Genetic engineering produces an artificial combination of plant traits that often results in foods with less nutritional value while introducing health problems to animals and humans who eat them. It increases costs of food production, pushing millions of farmers throughout the world into poverty and driving them off their land.
Agricultural corporations get control of enormous quantities of land in Africa, Latin America and Asia, which they use to control the world’s food supply and reap super-profits from the cheap labor of those who work for them, sometimes people who once owned the same land. These crops can be developed in open-field testing, which allows the novel pollen to contaminate wild relatives of the engineered crops.
Agro-industries that dominate this process have the resources to lobby two sections of governments. They tell one government agency that their plants do not need to pass safety tests because they are “substantively equivalent” to already existing plants. Yet, out of the other side of their mouths, corporate lawyers argue that, far from being equivalent to existing plants, their engineered ones are so novel as to deserve patents, which allow companies to sue farmers who save seeds for planting during the next season.
As a resident of St. Louis, a veritable plantation of Monsanto (now Bayer), I have participated in and organized dozens of demonstrations at the company’s world headquarters, as well as forums and conferences. It is necessary to compare the use of biotechnology by food corporations with that of Cuba to decide if they are the same or fundamentally different.
Medicine in Cuba
John Kirk’s Health Care without Borders: Understanding Cuban Medical Internationalism (2015) provides a wealth of information regarding Cuba’s early use of biotechnology in medicine. It is a poor country suffering effects of a blockade by the US which interferes with its access to materials, equipment, technologies, finance, and even exchange of information. This makes it remarkable that Cuba’s research institutes have produced so many important medications.
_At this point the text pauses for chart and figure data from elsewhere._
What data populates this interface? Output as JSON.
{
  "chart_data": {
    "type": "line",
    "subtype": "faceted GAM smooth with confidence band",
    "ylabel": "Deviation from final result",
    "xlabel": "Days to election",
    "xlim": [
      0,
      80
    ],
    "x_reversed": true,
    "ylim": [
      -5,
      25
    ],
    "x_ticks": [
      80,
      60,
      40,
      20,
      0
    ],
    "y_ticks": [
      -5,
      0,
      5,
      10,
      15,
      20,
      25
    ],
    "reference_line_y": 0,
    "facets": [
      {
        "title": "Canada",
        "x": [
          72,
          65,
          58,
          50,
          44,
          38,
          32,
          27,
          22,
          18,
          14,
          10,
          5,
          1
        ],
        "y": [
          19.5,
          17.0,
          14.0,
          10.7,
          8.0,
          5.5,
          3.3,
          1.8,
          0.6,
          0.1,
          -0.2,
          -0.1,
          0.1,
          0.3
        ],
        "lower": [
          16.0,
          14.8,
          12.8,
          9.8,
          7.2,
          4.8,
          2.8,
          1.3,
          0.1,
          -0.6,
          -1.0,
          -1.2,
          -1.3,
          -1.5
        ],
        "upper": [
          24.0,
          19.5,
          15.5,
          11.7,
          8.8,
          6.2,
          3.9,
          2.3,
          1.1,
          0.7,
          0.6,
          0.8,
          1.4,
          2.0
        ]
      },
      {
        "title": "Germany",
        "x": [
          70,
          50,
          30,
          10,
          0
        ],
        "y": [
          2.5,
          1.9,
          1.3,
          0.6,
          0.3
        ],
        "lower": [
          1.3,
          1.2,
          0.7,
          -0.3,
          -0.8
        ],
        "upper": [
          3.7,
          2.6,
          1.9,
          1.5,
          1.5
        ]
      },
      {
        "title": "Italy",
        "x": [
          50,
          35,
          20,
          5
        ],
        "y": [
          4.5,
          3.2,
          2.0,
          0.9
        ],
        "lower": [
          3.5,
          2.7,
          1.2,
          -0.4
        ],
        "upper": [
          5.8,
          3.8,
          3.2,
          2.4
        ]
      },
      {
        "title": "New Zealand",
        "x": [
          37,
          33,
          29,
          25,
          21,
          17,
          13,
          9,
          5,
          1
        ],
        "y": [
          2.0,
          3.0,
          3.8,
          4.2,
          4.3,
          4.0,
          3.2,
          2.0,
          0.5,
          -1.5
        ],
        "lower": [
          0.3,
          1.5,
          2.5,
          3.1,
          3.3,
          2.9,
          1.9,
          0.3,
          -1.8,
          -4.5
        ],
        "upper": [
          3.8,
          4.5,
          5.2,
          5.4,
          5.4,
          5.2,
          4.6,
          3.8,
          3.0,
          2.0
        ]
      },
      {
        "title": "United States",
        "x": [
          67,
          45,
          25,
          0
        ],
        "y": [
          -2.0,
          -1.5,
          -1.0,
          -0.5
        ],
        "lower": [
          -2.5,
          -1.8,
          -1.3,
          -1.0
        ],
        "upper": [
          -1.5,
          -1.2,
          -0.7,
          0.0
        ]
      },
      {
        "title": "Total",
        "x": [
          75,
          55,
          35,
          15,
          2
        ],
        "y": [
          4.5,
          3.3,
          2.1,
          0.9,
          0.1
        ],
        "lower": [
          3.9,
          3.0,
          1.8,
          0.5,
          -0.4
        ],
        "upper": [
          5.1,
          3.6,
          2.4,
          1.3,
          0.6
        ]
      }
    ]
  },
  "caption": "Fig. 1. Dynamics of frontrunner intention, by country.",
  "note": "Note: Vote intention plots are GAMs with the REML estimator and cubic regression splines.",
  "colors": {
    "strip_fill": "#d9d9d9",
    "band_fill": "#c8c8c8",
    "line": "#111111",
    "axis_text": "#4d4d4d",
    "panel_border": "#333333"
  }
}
Even a partial list is impressive. The use of Heberprot B to treat diabetes has reduced amputations by 80 percent. Cuba is the only country to create an effective vaccine against type-B bacterial meningitis, and it developed the first synthetic vaccine for Haemophilus influenza type B (Hib), which causes almost half of pediatric meningitis infections. It has also produced the vaccine Racotumomab against advanced lung cancer and has begun clinical tests for Itolizumab to fight severe psoriasis.
By far the best known efforts of Cuban biotechnology followed an outbreak of dengue fever in 1981 when its researchers found that it could combat the disease with Interferon Alpha 2B. The same drug became vitally important decades later as a potential treatment for COVID-19. Interferons are signaling proteins that can respond to infections by strengthening anti-viral defenses. In this way, they decrease complications which could cause death. Cuba’s interferons have also shown their usefulness and safety in treating viral diseases including Hepatitis B and C, shingles and HIV-AIDS.